Mumbai, February 14:The IL&FS controversy has taken its third casualty from the Ratings industry. In a stock exchange filing, India’s leading rating agency CARE Ratings said, its chairman SB Mainak has stepped down from his post following the capital market regulator reportedly asked for his removal.
Following a section of media reported last week quoting certain findings of the forensic report that Mainak had asked his staff to not change the ratings of the bankrupt shadow banker, Infrastructure Leasing and Financial Services (IL&FS), the Securities and Exchange Board of India (Sebi) nudged the rating agency.
Consultancy firm EY earlier this week submitted a report to Sebi, in which it recorded statements, WhatsApp messages and call recordings of CARE employees.
Mainak, a former managing director of Life Insurance Corporation, was an independent director and chairman of CARE Ratings.
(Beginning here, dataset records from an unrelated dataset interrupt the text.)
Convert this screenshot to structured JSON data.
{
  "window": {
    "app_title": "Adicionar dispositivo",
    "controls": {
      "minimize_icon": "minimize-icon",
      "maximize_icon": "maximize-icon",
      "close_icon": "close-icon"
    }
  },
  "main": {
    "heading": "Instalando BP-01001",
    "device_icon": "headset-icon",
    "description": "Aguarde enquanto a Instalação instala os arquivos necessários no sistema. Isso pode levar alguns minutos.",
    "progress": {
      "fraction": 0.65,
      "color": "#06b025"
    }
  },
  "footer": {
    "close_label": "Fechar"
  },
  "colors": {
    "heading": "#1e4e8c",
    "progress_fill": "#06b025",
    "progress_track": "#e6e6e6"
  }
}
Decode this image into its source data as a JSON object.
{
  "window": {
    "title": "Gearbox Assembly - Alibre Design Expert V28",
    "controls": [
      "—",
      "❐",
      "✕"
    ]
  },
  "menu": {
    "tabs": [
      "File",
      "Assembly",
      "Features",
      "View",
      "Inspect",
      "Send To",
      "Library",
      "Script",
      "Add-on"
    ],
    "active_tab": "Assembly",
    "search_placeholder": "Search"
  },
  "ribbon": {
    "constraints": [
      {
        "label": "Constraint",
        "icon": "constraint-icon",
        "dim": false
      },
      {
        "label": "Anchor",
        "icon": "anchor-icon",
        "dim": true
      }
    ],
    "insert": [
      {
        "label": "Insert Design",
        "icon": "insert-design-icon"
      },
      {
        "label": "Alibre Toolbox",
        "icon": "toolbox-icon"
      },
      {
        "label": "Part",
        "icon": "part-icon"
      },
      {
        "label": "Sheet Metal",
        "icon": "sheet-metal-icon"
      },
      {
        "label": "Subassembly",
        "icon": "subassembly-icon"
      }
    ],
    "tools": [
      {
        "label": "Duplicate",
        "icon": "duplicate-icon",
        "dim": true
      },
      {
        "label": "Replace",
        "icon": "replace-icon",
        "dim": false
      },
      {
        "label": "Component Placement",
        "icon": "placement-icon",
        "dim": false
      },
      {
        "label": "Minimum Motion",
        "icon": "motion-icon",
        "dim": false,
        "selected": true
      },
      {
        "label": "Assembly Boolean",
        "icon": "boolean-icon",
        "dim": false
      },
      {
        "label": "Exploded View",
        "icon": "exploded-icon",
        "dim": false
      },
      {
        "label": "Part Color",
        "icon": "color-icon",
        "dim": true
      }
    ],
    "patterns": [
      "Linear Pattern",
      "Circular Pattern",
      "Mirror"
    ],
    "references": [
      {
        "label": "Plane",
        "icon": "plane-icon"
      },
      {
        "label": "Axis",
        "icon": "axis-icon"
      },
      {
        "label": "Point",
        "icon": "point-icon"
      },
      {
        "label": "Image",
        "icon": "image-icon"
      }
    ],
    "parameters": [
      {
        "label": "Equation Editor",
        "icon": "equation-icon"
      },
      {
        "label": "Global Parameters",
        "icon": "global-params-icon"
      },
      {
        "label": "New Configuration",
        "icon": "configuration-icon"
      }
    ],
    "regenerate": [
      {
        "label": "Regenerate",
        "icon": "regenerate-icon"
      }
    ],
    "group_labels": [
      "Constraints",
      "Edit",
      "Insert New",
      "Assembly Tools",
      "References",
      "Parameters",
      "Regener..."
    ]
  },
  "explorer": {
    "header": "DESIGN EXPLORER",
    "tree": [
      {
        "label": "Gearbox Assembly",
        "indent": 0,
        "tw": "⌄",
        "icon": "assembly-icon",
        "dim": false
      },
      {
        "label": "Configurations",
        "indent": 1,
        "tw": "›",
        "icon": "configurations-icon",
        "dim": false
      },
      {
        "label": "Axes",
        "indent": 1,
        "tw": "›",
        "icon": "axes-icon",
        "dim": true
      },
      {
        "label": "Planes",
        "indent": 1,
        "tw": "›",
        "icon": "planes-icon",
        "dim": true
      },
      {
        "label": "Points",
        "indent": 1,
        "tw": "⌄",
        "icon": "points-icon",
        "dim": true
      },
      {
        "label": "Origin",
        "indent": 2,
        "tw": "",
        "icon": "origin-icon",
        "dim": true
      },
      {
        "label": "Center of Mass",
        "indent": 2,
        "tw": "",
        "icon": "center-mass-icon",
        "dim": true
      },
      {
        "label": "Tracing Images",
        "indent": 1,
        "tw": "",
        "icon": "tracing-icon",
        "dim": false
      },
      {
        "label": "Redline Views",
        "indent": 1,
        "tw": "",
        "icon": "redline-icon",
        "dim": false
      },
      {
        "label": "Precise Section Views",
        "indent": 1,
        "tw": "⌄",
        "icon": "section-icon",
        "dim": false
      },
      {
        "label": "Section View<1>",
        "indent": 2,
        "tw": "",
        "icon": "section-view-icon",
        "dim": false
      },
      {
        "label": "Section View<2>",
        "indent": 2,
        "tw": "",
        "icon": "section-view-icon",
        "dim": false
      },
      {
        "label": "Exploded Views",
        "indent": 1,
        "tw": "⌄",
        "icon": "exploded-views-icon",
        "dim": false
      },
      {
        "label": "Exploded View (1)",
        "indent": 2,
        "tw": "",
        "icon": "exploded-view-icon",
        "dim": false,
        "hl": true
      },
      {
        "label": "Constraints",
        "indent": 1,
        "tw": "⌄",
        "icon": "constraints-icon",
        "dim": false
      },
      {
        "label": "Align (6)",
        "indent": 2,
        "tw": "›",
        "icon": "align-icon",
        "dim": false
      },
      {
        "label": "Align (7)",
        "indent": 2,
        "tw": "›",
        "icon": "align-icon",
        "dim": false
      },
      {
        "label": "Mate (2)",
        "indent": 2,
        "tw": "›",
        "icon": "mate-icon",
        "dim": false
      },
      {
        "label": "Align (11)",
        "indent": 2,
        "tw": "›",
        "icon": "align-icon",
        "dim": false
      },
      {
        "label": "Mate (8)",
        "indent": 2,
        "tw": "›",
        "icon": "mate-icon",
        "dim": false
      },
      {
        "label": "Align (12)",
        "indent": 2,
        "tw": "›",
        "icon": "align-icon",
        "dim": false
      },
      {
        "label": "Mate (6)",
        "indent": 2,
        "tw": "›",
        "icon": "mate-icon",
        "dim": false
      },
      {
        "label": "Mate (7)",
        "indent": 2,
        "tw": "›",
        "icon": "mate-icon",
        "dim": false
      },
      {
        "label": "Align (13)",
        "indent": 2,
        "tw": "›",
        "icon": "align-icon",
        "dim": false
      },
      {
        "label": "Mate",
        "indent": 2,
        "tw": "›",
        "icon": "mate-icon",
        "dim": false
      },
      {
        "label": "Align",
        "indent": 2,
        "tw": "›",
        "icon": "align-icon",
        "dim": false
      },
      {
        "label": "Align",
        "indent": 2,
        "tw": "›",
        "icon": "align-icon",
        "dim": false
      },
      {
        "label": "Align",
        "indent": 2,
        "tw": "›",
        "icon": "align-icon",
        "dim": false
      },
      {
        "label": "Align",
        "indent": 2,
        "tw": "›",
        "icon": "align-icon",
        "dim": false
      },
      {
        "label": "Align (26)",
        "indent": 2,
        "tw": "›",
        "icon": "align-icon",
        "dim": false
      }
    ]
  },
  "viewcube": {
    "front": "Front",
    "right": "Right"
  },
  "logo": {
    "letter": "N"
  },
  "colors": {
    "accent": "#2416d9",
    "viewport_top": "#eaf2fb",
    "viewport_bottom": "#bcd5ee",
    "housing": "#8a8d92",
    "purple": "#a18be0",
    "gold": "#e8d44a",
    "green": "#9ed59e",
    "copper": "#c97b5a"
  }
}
In December, CARE’s managing director and chief executive officer (MD & CEO) Rajesh Mokashi resigned after a whistleblower’s complaint alleged management interference in ratings of companies, including IL&FS.
The impact of Mainak’s removal from the post had its adverse impact on the stock price ofthe CARE Ratings. The stock opened marginally higher at Rs 582, which was also its intra-day high level, from its previous close of Rs 581.05, but slipped to intra-day low of Rs 525, as soon as the news of sacking its chairman and independent director Mainak hit the market through stock exchange filing.
After remaining at its intra-day low level, the counter saw some short covering, with which it recovered marginally, to close at Rs 538.70, a loss of Rs 42.35 or down by 7.29 per cent. At the National Stock Exchange (NSE), CARE Ratings counter clocked the trading volume of 7.12 lakh shares.
In August 2019, Moody’s India arm ICRA sacked its MD & CEO Naresh Takkar after whistleblower allegations.
Sebi, in December, fined CARE, ICRA and India Ratings Rs 25 lakh each for violating regulations on assigning ratings to non-convertible debentures (NCDs) of IL&FS. Sebi rarely asks companies to remove top officials but it has a lot of say when it comes to key appointments at market intermediaries such as stock exchanges, depository participants and credit rating agencies.